We do know that florigen moves from leaves to shoot tips to induce flowering. Florigen is a protein (and perhaps a messenger RNA too). So with good graft design you might get flower induction where you wouldn’t ordinarily expect it. Like in a once-bloomer on a repeat-bloomer. On the other hand the repeater may just have a mutation in its response circuit and not a high level of florigen production. We won’t know until a careful trial is done.

There is no doubt that methylation and acetylation of chromosomes is happening all the time to control gene expression. That’s how plants know it is winter, or spring. There is also imprinting from the parent during reproduction. And much as we might like to resist it, there is evidence that there is inheritance of the effect for one or more generations for some of the DNA methylation patterns. These all go under the title of epigenetic, a huge catch-all term for anything that isn’t the classic DNA-> RNA-> protein kind of genetics. People are making a good case that obesity in rats is transmitted with mother’s milk- a reset in the feeding habits that results in excess weight and that then transmits to the next generation. Various cross-fostering studies suggest that it might be something epigenetic in the DNA, not just habits.
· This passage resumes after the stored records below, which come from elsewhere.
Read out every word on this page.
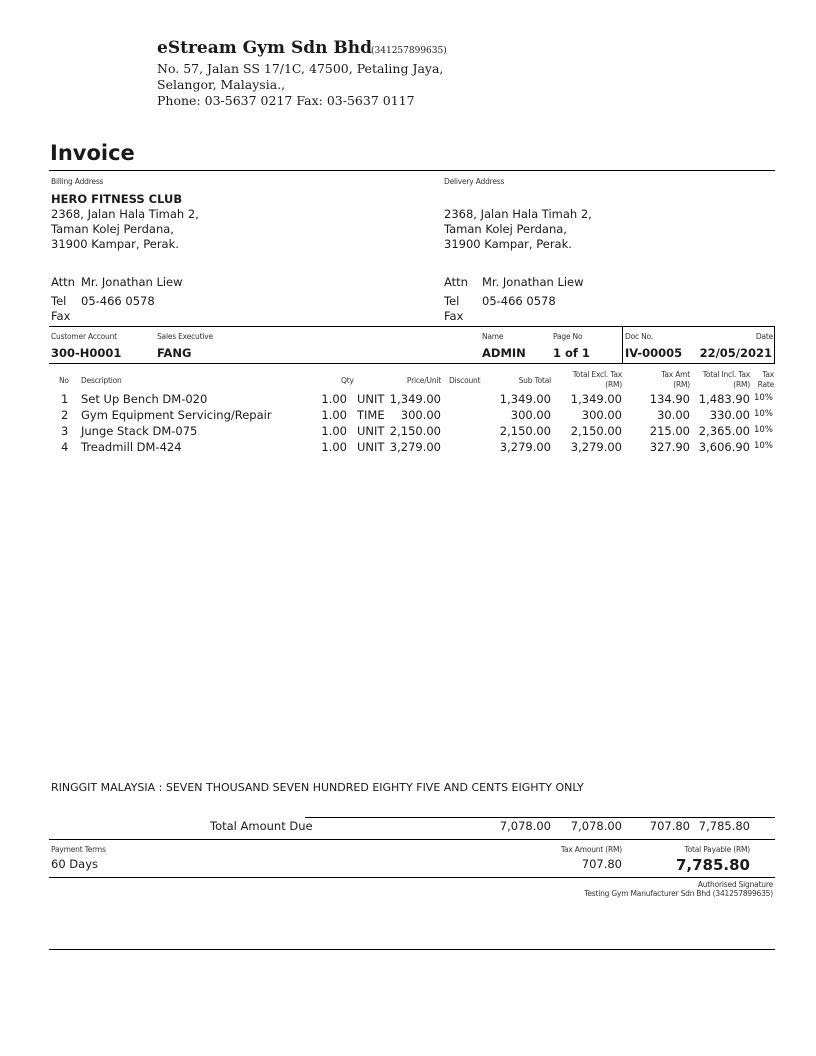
eStream Gym Sdn Bhd (341257899635)
No. 57, Jalan SS 17/1C, 47500, Petaling Jaya,
Selangor, Malaysia.,
Phone: 03-5637 0217 Fax: 03-5637 0117
Invoice
Billing Address
HERO FITNESS CLUB
2368, Jalan Hala Timah 2,
Taman Kolej Perdana,
31900 Kampar, Perak.
Attn Mr. Jonathan Liew
Tel 05-466 0578
Fax
Delivery Address
2368, Jalan Hala Timah 2,
Taman Kolej Perdana,
31900 Kampar, Perak.
Attn Mr. Jonathan Liew
Tel 05-466 0578
Fax
Customer Account
300-H0001
Sales Executive
FANG
Name
ADMIN
Page No
1 of 1
Doc No.
IV-00005
Date
22/05/2021
No Description	Qty	Price/Unit Discount	Sub Total
Total Excl. Tax
(RM)
Tax Amt
(RM)
Total Incl. Tax
(RM)
Tax
Rate
1 Set Up Bench DM-020	1.00 UNIT 1,349.00	1,349.00 1,349.00 134.90 1,483.90 10%
2 Gym Equipment Servicing/Repair	1.00 TIME 300.00	300.00	300.00	30.00 330.00 10%
3 Junge Stack DM-075	1.00 UNIT 2,150.00	2,150.00 2,150.00 215.00 2,365.00 10%
4 Treadmill DM-424	1.00 UNIT 3,279.00	3,279.00 3,279.00 327.90 3,606.90 10%
RINGGIT MALAYSIA : SEVEN THOUSAND SEVEN HUNDRED EIGHTY FIVE AND CENTS EIGHTY ONLY
Total Amount Due	7,078.00 7,078.00 707.80 7,785.80
Payment Terms
60 Days
Tax Amount (RM)
707.80
Total Payable (RM)
7,785.80
Authorised Signature
Testing Gym Manufacturer Sdn Bhd (341257899635)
I’m generally skeptical of some of these strange reports of odd phenomena but can’t really rule them out because now we can see how they could actually happen. Flowering time, inflorescence architecture, even flower petalage might be transmissible through the vascular systems, in some species under some conditions at some times. I have no clue about carrots but I’m not ready to bet one way or the other.

That’s what I get for washing my hogs at the Dog-a-Matic.

Here is a link to a paper describing graft transmissible flowering factor.

Hey Don, since YOU caused it, what’s good for getting iced tea out of a computer keyboard? LOL!

LOL this thread is sci fi /sci fact / PLUS everything else in one !

Epigenetic transmission is a fact with many possible pathes.

Doing analysis, inclusion of viral DNA sequences is often found and knowing that viruses not so rarely borrow host DNA; everything is possible. Stinging insects helping.

A fact that is more obvious for non americans is that so many western US not sexually compatible conifers have a strong citrus scent.

Something not shared by these conifers sexually compatible closer relatives that are native to other parts of the world.

Are there retroviruses, riboviruses, or other RNA based viruses that infect roses that might be able to incorporate vascular RNA into L2 DNA?